Harvard students face backlash for pro-Palestinian letter amid Israel-Gaza war

A letter signed by 34 Harvard University student organizations blaming Israel for the ongoing violence in the Gaza Strip has sparked outrage from prominent alumni and US lawmakers. The letter, published on Saturday by the Harvard Undergraduate Palestine Solidarity Committee, accused Israel of being an “apartheid regime” and called for an end to its “ongoing annihilation of Palestinians”.

Israel-Gaza war

The letter and its signatories

The letter stated that the students “hold the Israeli regime entirely responsible for all unfolding violence” following decades of occupation, adding that “the apartheid regime is the only one to blame”. It also expressed solidarity with the Palestinian people and their right to self-determination, freedom, and dignity.

The letter was co-signed by 33 other student groups, representing various backgrounds and interests, such as the Harvard Law School Justice for Palestine, the Harvard Jews for Liberation, and the African American Resistance Organization. The letter also urged Harvard to divest from companies that profit from Israel’s occupation and human rights violations, and to support academic boycotts of Israeli institutions.

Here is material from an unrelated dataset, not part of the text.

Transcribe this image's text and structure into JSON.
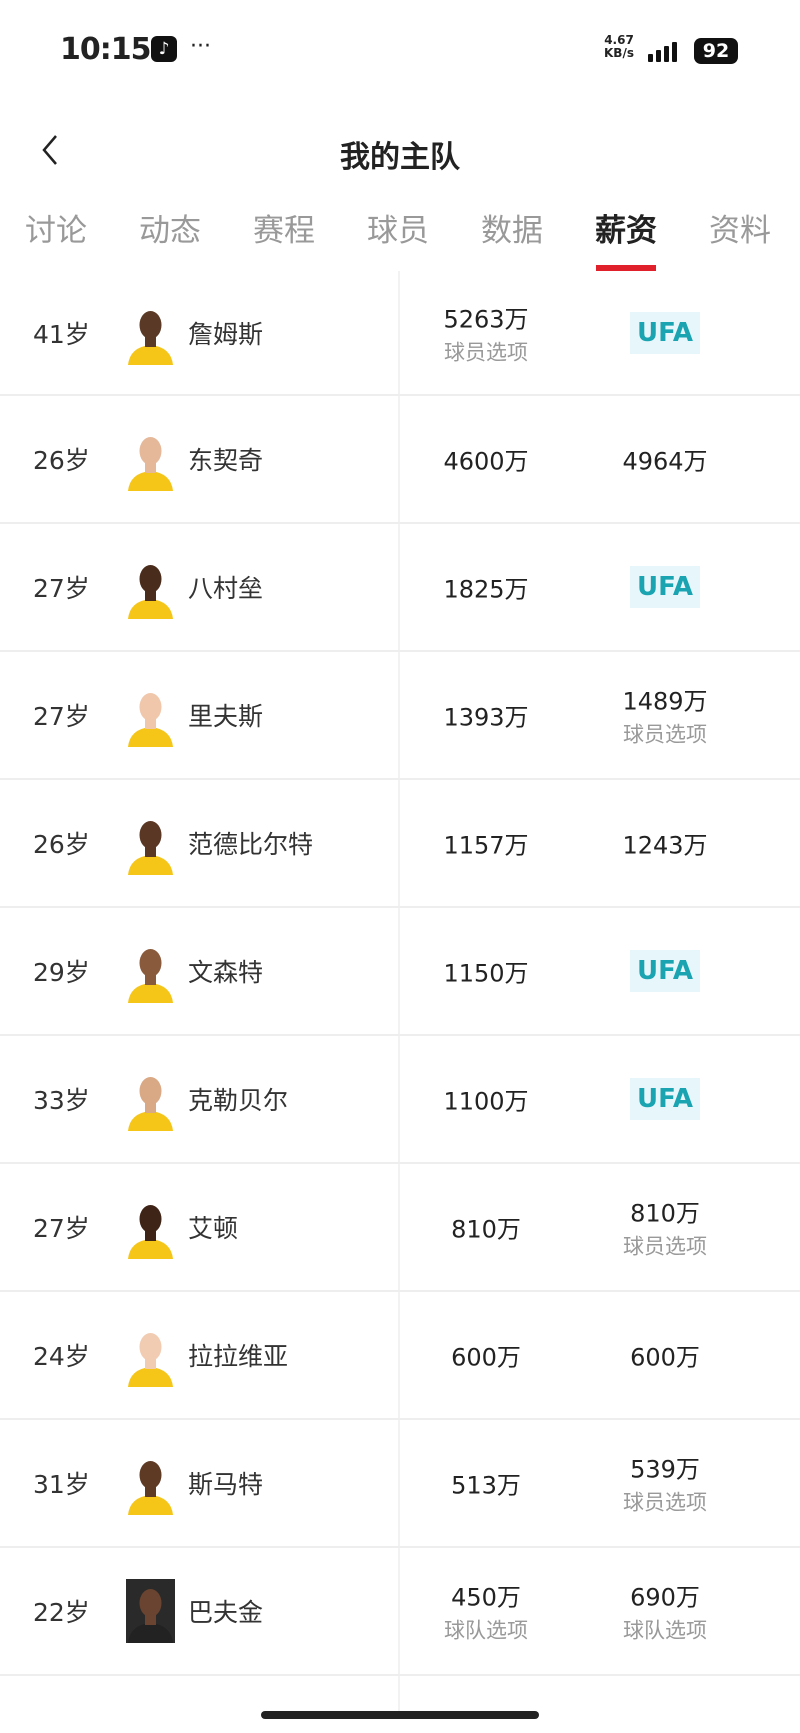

The backlash and the response

The letter drew swift criticism from some Harvard professors and alumni, who denounced it as biased, inflammatory, and anti-Semitic. Larry Summers, a former US Treasury secretary and Harvard president, wrote on X that he was “sickened” by the letter and the silence of Harvard’s leadership. He said that the letter “allowed Harvard to appear at best neutral towards acts of terror against the Jewish state of Israel”.

Other Harvard graduates who voiced their disapproval included Republican US Senator Ted Cruz, who asked on X: “What the hell is wrong with Harvard?”, and Republican US Representative Elise Stefanik, who called the letter “abhorrent and heinous” for excusing the “slaughter of innocent women and children”. Boaz Barak, a Harvard computer science professor, also condemned the letter on X, saying that it was “condoning terrorism, rape, and murder”.

Harvard University issued its own statement on Monday that did not directly address the controversy but instead said that university leaders were “heartbroken” by “the attack by Hamas that targeted citizens in Israel this weekend, and by the war in Israel and Gaza now under way”. The statement also affirmed Harvard’s commitment to academic freedom and diversity of views.

The Harvard Undergraduate Palestine Solidarity Committee defended its letter on Instagram, saying that it was a response to the “escalating violence against Palestinians” and that it had received support from many students and faculty members. It also said that its account had been temporarily suspended after posting the letter.

The context and the conflict

The letter came amid a surge of violence between Israel and Hamas, the militant group that controls Gaza. The conflict erupted after weeks of tensions over Israeli restrictions on Palestinian access to a holy site in Jerusalem and plans to evict Palestinian families from a nearby neighborhood. Hamas launched hundreds of rockets at Israel, which responded with airstrikes and artillery fire on Gaza.

The fighting has killed more than 1,000 people in Gaza, mostly civilians, and more than 100 people in Israel, mostly soldiers. It has also caused widespread destruction of infrastructure and humanitarian crisis in Gaza, where more than 2 million people live under a blockade imposed by Israel and Egypt. Several attempts to broker a ceasefire have failed so far.